The code above isn't much shorter, granted.  However, in your code example, send1Mixer and send2Mixer could then be removed, and each of the AudioGainNodes could be connect directly to reverb and chorus, eliminating the need for those mixer nodes.  Additionally, if any one of the g#_# filters is extraneous (in that they will never have a gain != 1.0), they can be left out.  This has the potential to make the audio graph much, much simpler.

Also, in your "playNote()" example above, you have to create a AudioMixerNode and AudioMixerInputNode, just to add a gain effect to a simple one-shot note.  With the above change in API, those two nodes would be replaced by a single AudioGainNode.

Also, eliminating the AudioMixerNode interface removes one class from the IDL, and eliminates the single piece of API where an AudioNode is created by something other than the AudioContext, all without removing any functionality.  
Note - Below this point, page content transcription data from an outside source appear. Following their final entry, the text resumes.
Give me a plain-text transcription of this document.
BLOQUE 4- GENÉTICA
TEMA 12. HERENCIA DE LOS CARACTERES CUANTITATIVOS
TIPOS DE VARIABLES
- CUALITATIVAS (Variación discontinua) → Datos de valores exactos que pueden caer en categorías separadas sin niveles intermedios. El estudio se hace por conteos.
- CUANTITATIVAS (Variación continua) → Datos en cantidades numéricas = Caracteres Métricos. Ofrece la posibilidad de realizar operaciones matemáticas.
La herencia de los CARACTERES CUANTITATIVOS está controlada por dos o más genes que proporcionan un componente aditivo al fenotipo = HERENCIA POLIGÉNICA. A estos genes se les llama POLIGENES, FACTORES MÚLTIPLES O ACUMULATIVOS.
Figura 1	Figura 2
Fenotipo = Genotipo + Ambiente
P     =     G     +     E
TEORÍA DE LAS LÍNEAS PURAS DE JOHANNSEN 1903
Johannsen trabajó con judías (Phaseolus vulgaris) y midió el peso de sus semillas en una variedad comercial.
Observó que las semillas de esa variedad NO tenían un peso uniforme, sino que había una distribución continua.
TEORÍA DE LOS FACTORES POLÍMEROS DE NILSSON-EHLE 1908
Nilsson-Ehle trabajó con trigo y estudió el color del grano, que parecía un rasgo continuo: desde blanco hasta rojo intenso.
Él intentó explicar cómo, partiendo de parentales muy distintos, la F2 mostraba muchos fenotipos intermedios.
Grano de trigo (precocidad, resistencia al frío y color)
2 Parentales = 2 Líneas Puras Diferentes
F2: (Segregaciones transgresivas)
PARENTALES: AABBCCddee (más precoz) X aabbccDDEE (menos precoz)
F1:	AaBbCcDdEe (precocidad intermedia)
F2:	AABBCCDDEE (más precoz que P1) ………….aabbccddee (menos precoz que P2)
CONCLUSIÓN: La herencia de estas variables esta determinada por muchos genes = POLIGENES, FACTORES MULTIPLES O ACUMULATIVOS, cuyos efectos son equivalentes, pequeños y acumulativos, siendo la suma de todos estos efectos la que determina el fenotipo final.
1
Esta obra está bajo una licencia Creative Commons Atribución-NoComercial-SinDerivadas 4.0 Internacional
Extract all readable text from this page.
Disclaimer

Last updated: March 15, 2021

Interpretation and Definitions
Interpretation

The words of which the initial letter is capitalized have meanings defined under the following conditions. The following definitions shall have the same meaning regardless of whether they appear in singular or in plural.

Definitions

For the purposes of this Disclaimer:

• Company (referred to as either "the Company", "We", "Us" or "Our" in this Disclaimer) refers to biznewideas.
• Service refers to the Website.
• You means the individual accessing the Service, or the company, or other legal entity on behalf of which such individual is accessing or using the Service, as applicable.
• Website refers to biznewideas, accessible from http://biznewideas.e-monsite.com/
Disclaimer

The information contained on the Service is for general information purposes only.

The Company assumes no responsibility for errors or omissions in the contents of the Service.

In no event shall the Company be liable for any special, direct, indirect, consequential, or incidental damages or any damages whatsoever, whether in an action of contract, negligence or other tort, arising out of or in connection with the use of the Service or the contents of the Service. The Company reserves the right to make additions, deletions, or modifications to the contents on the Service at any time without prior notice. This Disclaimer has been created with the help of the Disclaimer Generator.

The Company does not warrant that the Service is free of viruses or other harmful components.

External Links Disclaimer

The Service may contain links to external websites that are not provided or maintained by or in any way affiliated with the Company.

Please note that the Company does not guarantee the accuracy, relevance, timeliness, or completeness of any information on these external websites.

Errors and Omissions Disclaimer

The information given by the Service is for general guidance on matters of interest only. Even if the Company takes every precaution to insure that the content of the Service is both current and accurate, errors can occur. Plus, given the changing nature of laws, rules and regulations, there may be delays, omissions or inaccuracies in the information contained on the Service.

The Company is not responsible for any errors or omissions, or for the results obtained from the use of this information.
Let me give some sample code which demonstrates how much shorter the client's code could be.  From:

> function playSound() {
>   var source = context.createBufferSource();
>   source.buffer = dogBarkingBuffer;
>   var reverb = context.createReverb();
>   source.connect(reverb);
>   var chorus = context.creteChorus(); 
>   source.connect(chorus);
>   var mainMixer = context.createMixer();
>   var gain1 = mainMixer.createInput();
>   reverb.connect(gain1);
>   var gain2 = mainMixer.createInput();
>   chorus.connect(gain2);
>   mainMixer.connect(context.output);
> 
>   source.noteOn(0);
> }

to:

> function playSound() {
>   var source = context.createBufferSource();
>   source.buffer = dogBarkingBuffer;
>   var reverb = context.createReverb();
>   source.connect(reverb);
>   var chorus = context.creteChorus(); 
>   source.connect(chorus);
>   reverb.connect(context.output);
>   chorus.connect(context.output);
> 
>   source.noteOn(0);
> }


Or the same code with the Constructors addition below:

> function playSound() {
>   var reverb = context.createReverb(context.output);
>   var chorus = context.creteChorus(context.output); 
>   var source = context.createBufferSource([reverb, chorus]);
>   source.buffer = dogBarkingBuffer;
> 
>   source.noteOn(0);
> }


Okay, so I kind of cheated and passed in an Array to the "createBufferSource()" constructor.  But that seems like a simple addition which could come in very handy, especially given the "fanout" nature of inputs.   Taken together, this brings a 13-line function down to 5 lines.

Of course, not all permutations will be as amenable to simplification as the function above.  But I believe that even the worst case scenario is still an improvement.

> Constructors
> 
> Except for the AudioContext.output node, every other created AudioNode needs to be connected to a downstream AudioNode input.  For this reason, it seems that the constructor functions should be changed to take an "in AudioNode destination = 0" parameter (instead of an "owner" parameter).  This would significantly reduce the amount of code needed to  write an audio graph.  In addition, anonymous AudioNodes could be created and connected without having to specify local variables:
> 
>>     compressor = context.createCompressor(context.output);
>>     mainMixer = context.createGain(compressor);
> 
> 
> or:
> 
>>     mainMixer = context.createGain(context.createCompressor(context.output));
> 
> 
> I like the idea, but it may not always be desirable to connect the AudioNode immediately upon construction.  For example, there may be cases where an AudioNode is created, then later passed to some other function where it is finally known where it needs to be connected.  I'm sure we can come up with variants on the constructors to handle the various cases.

Oh, I'm not suggesting that constructors replace the connect() function.  That's why I called this change "syntactic sugar".  The same effect could be had by returning "this" from the connect() function, allowing such constructions as:

> source2.connect(g1_2).connect(g2_2).connect(g3_2);
and:

> mainMixer = context.createGain().connect(context.createCompressor().connect(context.output));

But I think the connect-in-the-constructor alternative is less confusing.

Thanks again!

-Jer
Received on Wednesday, 16 June 2010 00:21:25 UTC